Tragedi Kanjuruhan terjadi usai Arema tumbang 2-3 dari Persebaya dalam lanjutan Liga 1 musim ini, Sabtu (1/10) lalu. Berawal dari kericuhan di dalam lapangan karena banyaknya suporter yang turun, polisi kemudian menembakkan gas air mata.

Tembakan ke arah tribune menimbulkan kepanikan di antara suporter yang kemudian berdesakan menuju pintu keluar. Banyak dari mereka sulit bernapas karena terkena langsung gas air mata. Kepanikan membuat penonton saling injak untuk keluar stadion.

Peristiwa ini mendapat sorotan internasional karena merupakan tragedi sepakbola dengan korban tertinggi kedua di dunia. Media luar negeri berbondong-bondong memberitakan kejadian ini. Pemerintah juga langsung turun tangan membentuk tim investigasi.

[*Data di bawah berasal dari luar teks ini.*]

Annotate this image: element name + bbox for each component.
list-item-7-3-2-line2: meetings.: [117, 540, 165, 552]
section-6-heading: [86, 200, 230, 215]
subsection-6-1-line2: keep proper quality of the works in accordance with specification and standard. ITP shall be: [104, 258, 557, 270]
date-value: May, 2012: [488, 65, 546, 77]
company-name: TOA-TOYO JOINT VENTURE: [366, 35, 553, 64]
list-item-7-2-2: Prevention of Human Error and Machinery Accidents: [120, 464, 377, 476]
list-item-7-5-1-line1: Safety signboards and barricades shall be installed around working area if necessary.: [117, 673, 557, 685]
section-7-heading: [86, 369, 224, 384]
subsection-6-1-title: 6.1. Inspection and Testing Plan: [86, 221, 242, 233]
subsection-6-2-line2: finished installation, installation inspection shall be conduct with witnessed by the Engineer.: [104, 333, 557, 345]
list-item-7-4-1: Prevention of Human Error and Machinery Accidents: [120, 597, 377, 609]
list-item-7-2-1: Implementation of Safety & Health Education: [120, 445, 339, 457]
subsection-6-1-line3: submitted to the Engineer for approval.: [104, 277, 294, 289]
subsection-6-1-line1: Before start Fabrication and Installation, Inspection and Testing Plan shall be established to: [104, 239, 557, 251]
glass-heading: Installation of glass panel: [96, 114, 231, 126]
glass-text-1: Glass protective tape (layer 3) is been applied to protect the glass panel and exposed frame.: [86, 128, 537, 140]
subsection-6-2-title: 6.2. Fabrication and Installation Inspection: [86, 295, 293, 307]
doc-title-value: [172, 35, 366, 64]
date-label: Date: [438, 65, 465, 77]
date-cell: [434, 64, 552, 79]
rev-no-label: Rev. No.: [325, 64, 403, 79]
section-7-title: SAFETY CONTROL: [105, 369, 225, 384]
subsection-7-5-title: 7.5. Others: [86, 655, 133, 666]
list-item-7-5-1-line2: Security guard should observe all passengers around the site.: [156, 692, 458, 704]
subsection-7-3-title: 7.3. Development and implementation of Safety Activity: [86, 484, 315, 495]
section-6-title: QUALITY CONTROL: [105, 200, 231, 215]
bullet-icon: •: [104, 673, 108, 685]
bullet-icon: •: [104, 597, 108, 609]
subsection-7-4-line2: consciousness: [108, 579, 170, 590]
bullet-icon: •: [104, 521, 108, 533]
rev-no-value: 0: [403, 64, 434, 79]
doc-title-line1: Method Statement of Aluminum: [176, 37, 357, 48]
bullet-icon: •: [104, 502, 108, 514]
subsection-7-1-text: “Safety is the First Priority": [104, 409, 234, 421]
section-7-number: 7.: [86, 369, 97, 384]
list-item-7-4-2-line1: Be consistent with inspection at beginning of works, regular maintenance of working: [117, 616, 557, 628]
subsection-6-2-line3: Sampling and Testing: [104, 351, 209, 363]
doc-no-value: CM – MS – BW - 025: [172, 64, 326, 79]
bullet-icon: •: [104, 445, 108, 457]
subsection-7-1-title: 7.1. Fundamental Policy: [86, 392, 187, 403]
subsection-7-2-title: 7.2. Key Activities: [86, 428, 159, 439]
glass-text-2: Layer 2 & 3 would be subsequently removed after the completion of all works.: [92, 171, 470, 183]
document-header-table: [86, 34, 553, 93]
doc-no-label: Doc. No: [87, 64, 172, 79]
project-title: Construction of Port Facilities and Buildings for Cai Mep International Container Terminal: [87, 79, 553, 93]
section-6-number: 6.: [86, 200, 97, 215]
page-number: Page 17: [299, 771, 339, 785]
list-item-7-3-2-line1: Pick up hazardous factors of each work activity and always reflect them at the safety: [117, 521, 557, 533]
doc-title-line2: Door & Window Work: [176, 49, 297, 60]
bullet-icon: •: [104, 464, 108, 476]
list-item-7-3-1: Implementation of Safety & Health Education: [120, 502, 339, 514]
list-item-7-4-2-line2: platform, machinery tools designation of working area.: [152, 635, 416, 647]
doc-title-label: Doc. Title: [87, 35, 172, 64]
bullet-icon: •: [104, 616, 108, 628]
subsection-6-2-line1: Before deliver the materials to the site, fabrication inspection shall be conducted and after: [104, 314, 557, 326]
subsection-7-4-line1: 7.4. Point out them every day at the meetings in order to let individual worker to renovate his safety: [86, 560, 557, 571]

Sejauh ini, Komisi Disiplin PSSI telah menjatuhkan hukuman berat untuk Arema FC. Mereka didenda 250 juta dan harus berkandang 250 km dari Malang di sisa musim ini tanpa boleh dihadiri suporter.

Tak cuma itu, larangan beraktivitas seumur hidup di sepakbola juga dijatuhkan kepada Abdul Haris (ketua panpel Arema FC) dan Suko Sutrisno (kepala petugas keamanan Arema FC). Sementara di pihak kepolisian, Kapolres Malang AKBP Ferli Hidayat dan 9 komandan Brimob Polda Jatim dicopot dari jabatannya.